Figures gathered by the business magazine and website Forbes reveal that Tesla has been cited 54 times and fined $236,730 by OSHA during the last four years. Regarding the high number of violations, the company's CEO Elon Musk referred to California OSHA as the nation's strictest government safety organization. According to the Forbes analysis, Ford's Missouri assembly plant was the second most cited automobile manufacturing facility with 29 violations that led to fines totaling $29,918.
Almost half of Tesla's violations were issued by inspectors investigating nine workplace accidents. A further 18 violations stem from seven complaints the agency received about working conditions at the Freemont facility.
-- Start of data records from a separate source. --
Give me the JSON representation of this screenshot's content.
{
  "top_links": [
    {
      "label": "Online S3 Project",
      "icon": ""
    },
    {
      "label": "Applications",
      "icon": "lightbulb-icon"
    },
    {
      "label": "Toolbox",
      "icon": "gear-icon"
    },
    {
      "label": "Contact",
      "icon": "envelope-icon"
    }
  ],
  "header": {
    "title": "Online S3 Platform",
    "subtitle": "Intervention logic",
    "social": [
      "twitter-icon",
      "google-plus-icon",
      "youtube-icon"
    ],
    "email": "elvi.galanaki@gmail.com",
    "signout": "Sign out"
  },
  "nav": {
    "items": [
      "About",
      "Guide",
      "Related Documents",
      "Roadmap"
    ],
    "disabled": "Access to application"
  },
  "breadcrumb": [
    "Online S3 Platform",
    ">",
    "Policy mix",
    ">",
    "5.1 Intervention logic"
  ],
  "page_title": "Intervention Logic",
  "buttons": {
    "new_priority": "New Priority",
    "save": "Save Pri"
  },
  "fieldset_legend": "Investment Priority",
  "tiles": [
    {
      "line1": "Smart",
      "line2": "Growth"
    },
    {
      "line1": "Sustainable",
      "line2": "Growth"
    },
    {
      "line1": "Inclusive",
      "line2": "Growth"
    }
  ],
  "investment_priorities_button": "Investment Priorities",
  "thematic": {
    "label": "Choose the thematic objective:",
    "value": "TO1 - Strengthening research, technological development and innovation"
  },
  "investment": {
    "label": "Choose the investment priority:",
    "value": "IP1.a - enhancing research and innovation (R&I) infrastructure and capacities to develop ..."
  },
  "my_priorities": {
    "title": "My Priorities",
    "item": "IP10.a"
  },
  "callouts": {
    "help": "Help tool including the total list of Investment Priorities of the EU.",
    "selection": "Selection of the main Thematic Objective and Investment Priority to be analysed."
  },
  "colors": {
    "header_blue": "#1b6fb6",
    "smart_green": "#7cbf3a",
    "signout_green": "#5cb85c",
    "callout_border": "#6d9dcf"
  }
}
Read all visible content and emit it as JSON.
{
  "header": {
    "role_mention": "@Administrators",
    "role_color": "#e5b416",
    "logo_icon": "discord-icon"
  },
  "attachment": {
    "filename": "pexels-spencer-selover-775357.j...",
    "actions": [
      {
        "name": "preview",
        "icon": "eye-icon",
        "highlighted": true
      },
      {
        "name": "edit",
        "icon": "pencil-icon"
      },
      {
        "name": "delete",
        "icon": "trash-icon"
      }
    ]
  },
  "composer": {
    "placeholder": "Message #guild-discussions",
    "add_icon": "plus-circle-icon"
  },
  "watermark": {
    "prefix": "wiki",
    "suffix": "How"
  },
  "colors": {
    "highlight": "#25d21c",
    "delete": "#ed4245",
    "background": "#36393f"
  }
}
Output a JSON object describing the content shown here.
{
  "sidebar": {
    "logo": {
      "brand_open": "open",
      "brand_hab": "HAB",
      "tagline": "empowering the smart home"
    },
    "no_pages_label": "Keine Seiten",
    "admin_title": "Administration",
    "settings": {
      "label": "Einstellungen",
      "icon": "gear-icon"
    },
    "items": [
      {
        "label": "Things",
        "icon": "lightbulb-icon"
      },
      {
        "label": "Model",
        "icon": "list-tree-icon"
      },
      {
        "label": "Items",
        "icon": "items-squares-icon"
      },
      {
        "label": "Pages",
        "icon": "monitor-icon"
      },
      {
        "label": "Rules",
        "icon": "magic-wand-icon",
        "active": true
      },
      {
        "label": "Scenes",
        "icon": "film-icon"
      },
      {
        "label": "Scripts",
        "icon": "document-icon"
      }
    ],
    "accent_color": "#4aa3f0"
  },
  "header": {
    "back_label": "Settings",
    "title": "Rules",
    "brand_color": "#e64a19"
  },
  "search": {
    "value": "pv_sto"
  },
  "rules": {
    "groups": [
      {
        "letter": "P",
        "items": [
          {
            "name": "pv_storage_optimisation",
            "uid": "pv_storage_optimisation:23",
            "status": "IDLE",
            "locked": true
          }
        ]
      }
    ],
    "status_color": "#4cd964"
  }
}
Tesla has struggled in recent years to ramp up production to meet the demand for its innovative vehicles, and some industry analysts say that the company has placed filling orders above ensuring that its workers remain safe.
When employers value profit over worker safety, they may face personal injury lawsuits as well as workers' compensation claims. The workers' compensation program was designed in part to shield employers from this kind of litigation, but exceptions are sometimes made when employers act with gross negligence. Attorneys with experience in this area might suggest filing a lawsuit when their clients were hurt in working conditions so dangerous that injury or death became inevitable, and a disproportionate number of OSHA violations could add weight to these claims.